Şimdi önce emisyon ticaret sistemimizi kurarak, karbon fiyatlamasına başlayacağız. Sonra öyle ya da böyle 2053 ile uyumlu olarak 2030 ya da 2033’ü kömürden çıkış yılı ilan edeceğiz. Bu amaçla, kömür bölgeleri için yerel kalkınma planları ve bütçeleri ile sosyal korunma ağı açıklayacağız. Devlet, şirketlere ve millete yaptığı planlar, hazırladığı bütçeler ve belirlediği tarihlerle yol gösterecek. Yoksa Türkiye rekabet gücü kaybına uğrayacak.
Paris sözlerini tutmamanın bir yaptırımı yok, ama artık standartlar da geliyor
Aslında Paris İklim Anlaşması ile verilen sözleri tutmamanın görünür bir maliyeti yok. Bu açıdan COP 21 sonrası başlayan süreç, Kyoto sürecinden farklı. Ortada bağlayıcı hedefler yok. Her ülke 1,5 derece hedefine kendi katkısı kendisi niyet beyanı biçiminde açıklıyor. Şimdi Türkiye’nin 2053 iddialı hedefi ile tutarlı yeni bir niyet (NDC- Nationally Determined Contribution) beyan etmesi gerekiyor. Uymazsak? Ayıp olur elbette.
Ama öyle görünüyor ki, yakında şirketlerin de niyet beyan etmesi gerekecek. Mesela IFRS (International Financial Reporting Standards-Uluslararası Finansal Raporlama Standartları Kurulu) bundan böyle bir Uluslararası Sürdürülebilirlik Standartları Kurulu (ISS-International Sustainability Standards Board) kurulacağını açıkladı. Raporlama standartları geliyor, birileri çetele tutmaya başlayacak. Bu dönemin farkı ne? İşbirliği olmadan çözülemeyecek bir sorunumuz var bugün.
Şimdi hemen “bak Çin kömür üretimine hız verdi zaten sözünü tutmuyor bile” demeyin. 2009 yılında Çin’in elektrik üretiminin yüzde 70’i kömüre dayalıydı. 2020 itibariyle kömürün elektrik üretimindeki payını yüzde 57’e gerilettiler. Çin, iklim değişikliği gündemi söz konusu olduğunda konuşmuyor yapıyor, Türkiye lay lay lom.

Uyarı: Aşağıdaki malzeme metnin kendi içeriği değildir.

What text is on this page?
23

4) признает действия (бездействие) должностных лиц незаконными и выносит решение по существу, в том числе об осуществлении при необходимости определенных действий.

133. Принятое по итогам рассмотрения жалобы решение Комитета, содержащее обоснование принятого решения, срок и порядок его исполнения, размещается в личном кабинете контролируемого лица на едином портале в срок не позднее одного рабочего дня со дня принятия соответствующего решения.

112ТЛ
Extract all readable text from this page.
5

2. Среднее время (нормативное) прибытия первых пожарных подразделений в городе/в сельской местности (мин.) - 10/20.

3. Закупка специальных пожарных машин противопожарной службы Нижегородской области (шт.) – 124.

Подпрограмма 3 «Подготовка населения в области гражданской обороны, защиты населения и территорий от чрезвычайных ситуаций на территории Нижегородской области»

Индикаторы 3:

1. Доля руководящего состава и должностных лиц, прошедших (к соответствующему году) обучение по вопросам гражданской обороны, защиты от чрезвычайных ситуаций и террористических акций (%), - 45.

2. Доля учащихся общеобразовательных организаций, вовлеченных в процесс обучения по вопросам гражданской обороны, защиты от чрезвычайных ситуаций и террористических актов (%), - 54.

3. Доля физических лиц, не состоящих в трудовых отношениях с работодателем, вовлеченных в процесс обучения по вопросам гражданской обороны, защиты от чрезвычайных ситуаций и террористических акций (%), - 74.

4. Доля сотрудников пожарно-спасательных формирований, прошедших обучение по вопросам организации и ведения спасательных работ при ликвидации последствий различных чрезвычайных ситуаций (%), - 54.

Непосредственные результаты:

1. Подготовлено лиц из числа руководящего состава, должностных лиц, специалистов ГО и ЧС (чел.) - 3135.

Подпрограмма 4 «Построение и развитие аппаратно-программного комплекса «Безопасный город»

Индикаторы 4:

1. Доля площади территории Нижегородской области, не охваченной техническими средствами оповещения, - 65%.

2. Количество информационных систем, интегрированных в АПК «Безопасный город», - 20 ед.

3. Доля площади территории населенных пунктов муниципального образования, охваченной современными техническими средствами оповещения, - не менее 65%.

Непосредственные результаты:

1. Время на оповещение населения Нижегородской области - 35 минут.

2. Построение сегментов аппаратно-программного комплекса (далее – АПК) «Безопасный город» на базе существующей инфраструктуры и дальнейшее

COP-26’da Çin ve Amerikan heyetleri ortak açıklama yaparak, harekete geçen iklim değişikliği gündemine birlikte sahip çıktılar. Herhalde bu pazartesi Amerikan ve Çin liderleri sanal bir toplantıda bir araya gelip, benzer bir güç birliği açıklaması yapacaklar. Neden? Çin ve Amerika küresel ekonominin iki kanadı. Biri dursa küresel büyüme de duruyor. Rekabet tamam ama Çin Küresel ekonominin ayrılmaz bir parçası. Çin, Sovyetler Birliği gibi değil. Soğuk savaş bekleyenlere bir daha duyurayım.

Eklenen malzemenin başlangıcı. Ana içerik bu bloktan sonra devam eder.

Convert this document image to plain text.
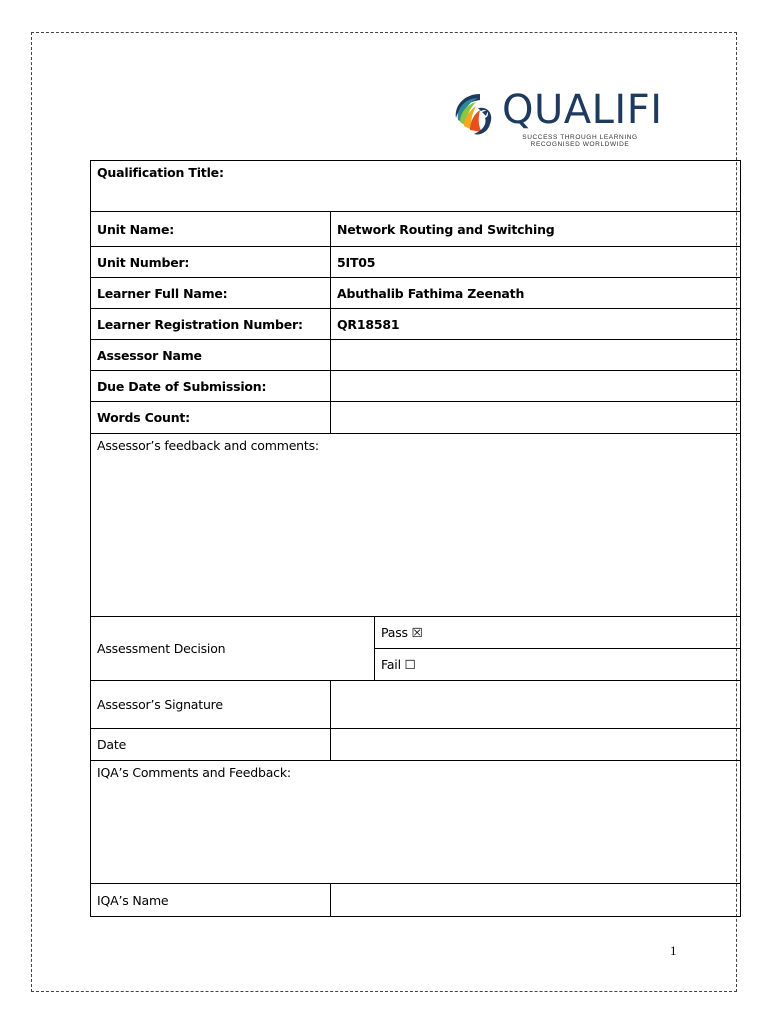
QUALIFI
SUCCESS THROUGH LEARNING
RECOGNISED WORLDWIDE
Qualification Title:		
Unit Name:	Network Routing and Switching	
Unit Number:	5IT05	
Learner Full Name:	Abuthalib Fathima Zeenath	
Learner Registration Number:	QR18581	
Assessor Name		
Due Date of Submission:		
Words Count:		
Assessor’s feedback and comments:		
Assessment Decision		Pass ☒
		Fail ☐
Assessor’s Signature		
Date		
IQA’s Comments and Feedback:		
IQA’s Name		
1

Doğrusu ben, COP-26’nın, hareket halindeki iklim değişikliği gündemine uygun bir toplantı olduğunu düşünüyorum. Top bundan böyle sadece iklim aktivistlerinde olmayacak artık. İşin romantik kısmı bitti, artık mesele ana akımlaştı. Şimdi gezegene verdiğimiz hasarı önlemek için pamuk eller cebe dönemine giriyoruz. İşin zor kısmı şimdi başlıyor.

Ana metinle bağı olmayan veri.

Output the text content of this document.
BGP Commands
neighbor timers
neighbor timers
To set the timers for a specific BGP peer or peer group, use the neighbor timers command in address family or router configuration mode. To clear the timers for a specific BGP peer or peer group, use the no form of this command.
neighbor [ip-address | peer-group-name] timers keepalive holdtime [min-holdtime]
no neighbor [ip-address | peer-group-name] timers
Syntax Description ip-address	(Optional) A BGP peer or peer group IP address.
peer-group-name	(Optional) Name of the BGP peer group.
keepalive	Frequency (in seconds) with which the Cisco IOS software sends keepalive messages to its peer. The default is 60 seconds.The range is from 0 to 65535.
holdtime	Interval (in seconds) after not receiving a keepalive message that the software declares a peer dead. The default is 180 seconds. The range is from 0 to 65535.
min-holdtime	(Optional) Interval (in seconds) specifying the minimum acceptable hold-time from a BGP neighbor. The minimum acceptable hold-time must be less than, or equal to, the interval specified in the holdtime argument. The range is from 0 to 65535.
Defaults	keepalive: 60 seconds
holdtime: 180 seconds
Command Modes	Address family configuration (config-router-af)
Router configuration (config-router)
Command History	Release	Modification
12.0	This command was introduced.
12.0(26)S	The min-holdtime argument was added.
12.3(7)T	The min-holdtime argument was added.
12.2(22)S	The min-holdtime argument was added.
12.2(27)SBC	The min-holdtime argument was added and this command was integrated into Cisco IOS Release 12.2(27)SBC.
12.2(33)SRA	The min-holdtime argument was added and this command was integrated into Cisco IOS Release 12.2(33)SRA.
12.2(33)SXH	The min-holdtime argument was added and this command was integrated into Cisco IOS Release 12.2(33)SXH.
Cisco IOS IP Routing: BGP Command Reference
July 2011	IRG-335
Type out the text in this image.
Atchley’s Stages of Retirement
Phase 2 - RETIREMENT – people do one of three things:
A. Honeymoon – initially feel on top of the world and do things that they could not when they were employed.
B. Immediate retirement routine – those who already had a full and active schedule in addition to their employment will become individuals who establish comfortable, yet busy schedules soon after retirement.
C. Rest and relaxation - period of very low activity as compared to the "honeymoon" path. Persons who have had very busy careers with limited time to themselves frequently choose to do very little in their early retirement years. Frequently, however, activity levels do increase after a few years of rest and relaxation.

COP-26 ile birlikte doğru soru artık “gezegenimize verdiğimiz hasar sizi üzüyor mu?” değil. Doğru soru artık “gezegenimize verdiğimiz hasarı önlemek için bu ay kaç lira verirsiniz” oluyor.
Millet şimdi ne diyecek? Dünyaya biz değil, şirketler hasar verdi. Ödenmesi gereken bedeli şirketler üstlensin. Sahiden öyle mi? Hayır. Hepimiz oradaydık.